The relevant evidence to consider when determining the ‘essential aim’ of the arrangements, according to the judges, is not limited to what would be admissible as an aid to construction of a contract. The court should consider the objective commercial requirements of the party obtaining the tax advantage, the involved parties’ background knowledge, the relationship between the parties, their financial positions, the reasonableness of consideration and the normal course of the relevant business. The Supreme Court emphasised that the ‘essential aim’ was to be determined by reference to objective factors, not subjective intentions.

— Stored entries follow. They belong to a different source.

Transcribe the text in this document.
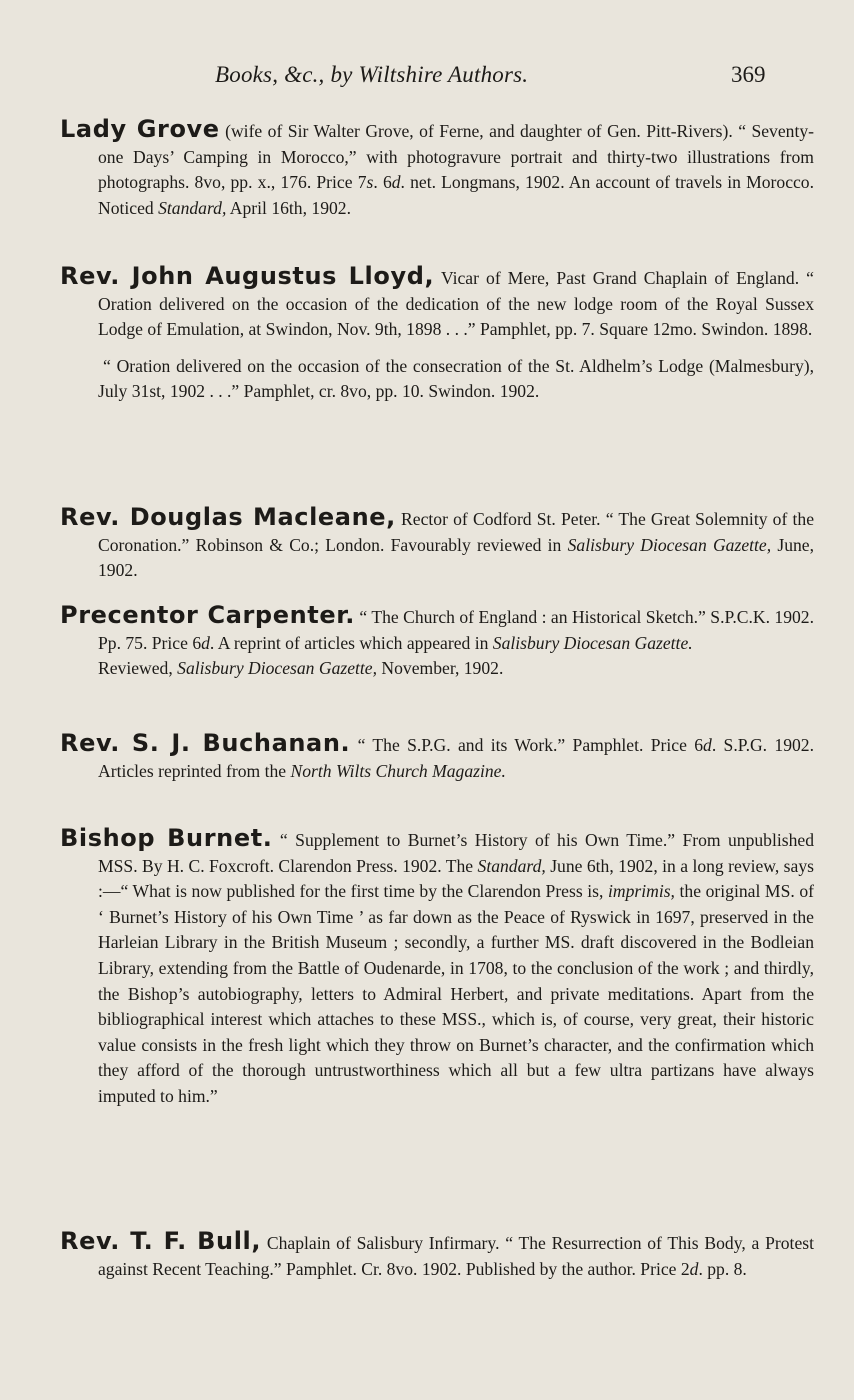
Books, &c., by Wiltshire Authors.	369
Lady Grove (wife of Sir Walter Grove, of Ferne, and daughter of Gen. Pitt-Rivers). “ Seventy-one Days’ Camping in Morocco,” with photogravure portrait and thirty-two illustrations from photographs. 8vo, pp. x., 176. Price 7s. 6d. net. Longmans, 1902. An account of travels in Morocco. Noticed Standard, April 16th, 1902.
Rev. John Augustus Lloyd, Vicar of Mere, Past Grand Chaplain of England. “ Oration delivered on the occasion of the dedication of the new lodge room of the Royal Sussex Lodge of Emulation, at Swindon, Nov. 9th, 1898 . . .” Pamphlet, pp. 7. Square 12mo. Swindon. 1898.
“ Oration delivered on the occasion of the consecration of the St. Aldhelm’s Lodge (Malmesbury), July 31st, 1902 . . .” Pamphlet, cr. 8vo, pp. 10. Swindon. 1902.
Rev. Douglas Macleane, Rector of Codford St. Peter. “ The Great Solemnity of the Coronation.” Robinson & Co.; London. Favourably reviewed in Salisbury Diocesan Gazette, June, 1902.
Precentor Carpenter. “ The Church of England : an Historical Sketch.” S.P.C.K. 1902. Pp. 75. Price 6d. A reprint of articles which appeared in Salisbury Diocesan Gazette.
Reviewed, Salisbury Diocesan Gazette, November, 1902.
Rev. S. J. Buchanan. “ The S.P.G. and its Work.” Pamphlet. Price 6d. S.P.G. 1902. Articles reprinted from the North Wilts Church Magazine.
Bishop Burnet. “ Supplement to Burnet’s History of his Own Time.” From unpublished MSS. By H. C. Foxcroft. Clarendon Press. 1902. The Standard, June 6th, 1902, in a long review, says :—“ What is now published for the first time by the Clarendon Press is, imprimis, the original MS. of ‘ Burnet’s History of his Own Time ’ as far down as the Peace of Ryswick in 1697, preserved in the Harleian Library in the British Museum ; secondly, a further MS. draft discovered in the Bodleian Library, extending from the Battle of Oudenarde, in 1708, to the conclusion of the work ; and thirdly, the Bishop’s autobiography, letters to Admiral Herbert, and private meditations. Apart from the bibliographical interest which attaches to these MSS., which is, of course, very great, their historic value consists in the fresh light which they throw on Burnet’s character, and the confirmation which they afford of the thorough untrustworthiness which all but a few ultra partizans have always imputed to him.”
Rev. T. F. Bull, Chaplain of Salisbury Infirmary. “ The Resurrection of This Body, a Protest against Recent Teaching.” Pamphlet. Cr. 8vo. 1902. Published by the author. Price 2d. pp. 8.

The ‘essential aim’ was the aim of the scheme as a whole, and of each step in the scheme. The court is not “confined to considering the artificiality or purpose of each individual step, since these will commonly be individually unassailable but designed to produce the tax advantage in combination.” In this case, the Supreme Court looked at each step of the scheme. The FTT’s findings had shown that the scheme achieved a number of rational commercial objectives. The economic substance of the sale and lease-back operation, and the choice of an offshore bank for funding, was not objectionable in itself. However, there were two steps to the scheme (both crucial for the tax advantage to apply) which had no commercial rationale other than tax avoidance. Aside from these two steps it was a “perfectly ordinary” sale and leaseback operation.
The Supreme Court considered that the FTT had approached the question with “too high a level of generality”, as they did not consider whether the identified commercial objectives explained the particular features of the scheme. This had been an error of law, and the UT had been right to overturn its decision.
As both limbs of Halifax were met, the Supreme Court found the scheme to be an abuse of law, which meant it had to be redefined to re-establish the situation which would have prevailed had the abusive practice not been involved. The Supreme Court redefined it as a sale and leaseback transaction, thus giving rise to VAT on the full sale value of the cars.
Role of the UT
The Supreme Court also gave some additional guidance on the role of the UT. Lord Sumption considered that the UT had been entitled to intervene because the FTT had erred in law. Lord Carnwath expanded on this. Where the FTT has erred in law, given the specialist role of the UT, they may remake that decision, including by making further findings of fact in light of the correct approach to the law. Particularly, where a key principle was involved (such as the abuse of law principle), it was appropriate for the UT to do this in order to give appropriate guidance. Rather than focusing on which issues were law and which were fact, the Court of Appeal should have instead focused on the UT’s decision on its own merits.
Comment
The guidance on how a scheme will be analysed by the courts is helpful. Tax advisers should bear in mind that the courts will consider the commercial aim of scheme overall, and each constituent part of the scheme. The Supreme Court also made some interesting general comments on tax avoidance, recognising that avoidance (as opposed to evasion) was legal, but that it could have “significant” and “controversial” social costs. Nonetheless, they explicitly recognised that it is not the role of the judiciary to increase the scope of tax legislation.
The comments on the role of the UT (although not part of the ratio or leading judgment) may have an impact on the UT’s approach to appeals from the FTT, making it more willing to assess issues of fact.